By the time the Internet came in the mid-90s, computers were already a blessing as much as a curse for most users. By then many users had already experienced the problems caused by crashed hard disks, corrupted files, accidental deletions and other nightmares that have accompanied the PC since it entered our lives. For most users, maintaining the computer in optimal shape was something for which they had no knowledge and no intention of acquiring it. And the Internet would bring malware, viruses, spam and other problems on top of those that existed before it.

Today, the computer has certainly become more usable and more useful than ever but it has also become a large source of problems for its users. The more people depend on computers for their every day tasks the more important it becomes that they keep their computer's OS fully patched, their software applications up to their latests versions, their firewalls on and their antivirus software on and up-to-date.

PC users must follow strict backup routines, defrag their hard disks frequently and on top of that they must be careful of the email they receive, the IM messages they get and the Web pages that they surf. And even if one stays paranoically alert and follows every rule of today's PC computing best practices, the age-old problems of the PC (hard disk failure, accidental deletions, total computer fry-ups, etc.) can come and haunt you and turn any night into Halloween.

Anyone who has used the same computer for the last couple of years can testify to how that [once] beautiful piece of hardware that used to have a quick startup time with applications that opened right after one double-clicked the icon, has now become a dirty hog that takes several minutes to start each morning and where some applications refuse to launch and where other software that was never installed runs reliably every time, even without your knowledge.

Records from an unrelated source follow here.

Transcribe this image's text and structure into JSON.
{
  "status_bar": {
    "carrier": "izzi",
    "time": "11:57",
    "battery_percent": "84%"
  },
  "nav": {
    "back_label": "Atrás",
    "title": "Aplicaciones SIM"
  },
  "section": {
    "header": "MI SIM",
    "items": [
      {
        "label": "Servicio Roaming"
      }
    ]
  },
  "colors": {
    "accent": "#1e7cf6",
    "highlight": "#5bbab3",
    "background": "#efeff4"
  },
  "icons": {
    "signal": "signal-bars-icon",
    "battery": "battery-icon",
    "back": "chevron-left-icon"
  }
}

All this has happened even after many users have spent countless hours sitting in front of a machine that's been poorly utilized because it's performing some obscure task that has no apparent or immediate benefit to the user. Our time is being consumed uselessly by computers and we are unable to choose any alternative. In the worst cases, computers have caused many lost work-hours for their owners because of a virus or other problem that simply ate the user's work. Yes, computers these days can get us into lose-lose situations, the pinnacle of inefficiency and stupidity. Neither program maker nor user benefits from bugs yet they are a pervasive feature of software today. And for that reason the current desktop model must change.

One night at 3:00 am after I had spent my whole Sunday trying to backup a hard disk that had some damaged sectors (which I discovered by coincidence after my PC had caught a virus and I was trying to repair it), I had an epiphany: Why don't we keep the GUI and send all the rest back to the mainframe? Where are those gentlemen in white lab coats now that I need them desperately to take care of my computer?

According to the Sapotek vision, the PC was a transitional model that allowed for the emergence of the desktop metaphor and the GUI. But, now that a professionally-maintained grid and a permanent broadband connection are available to provide you with a desktop as a service, and eliminate all those dreaded computer perils and chores from your life, the reason for the existence of the PC will eventually disappear, or so we believe.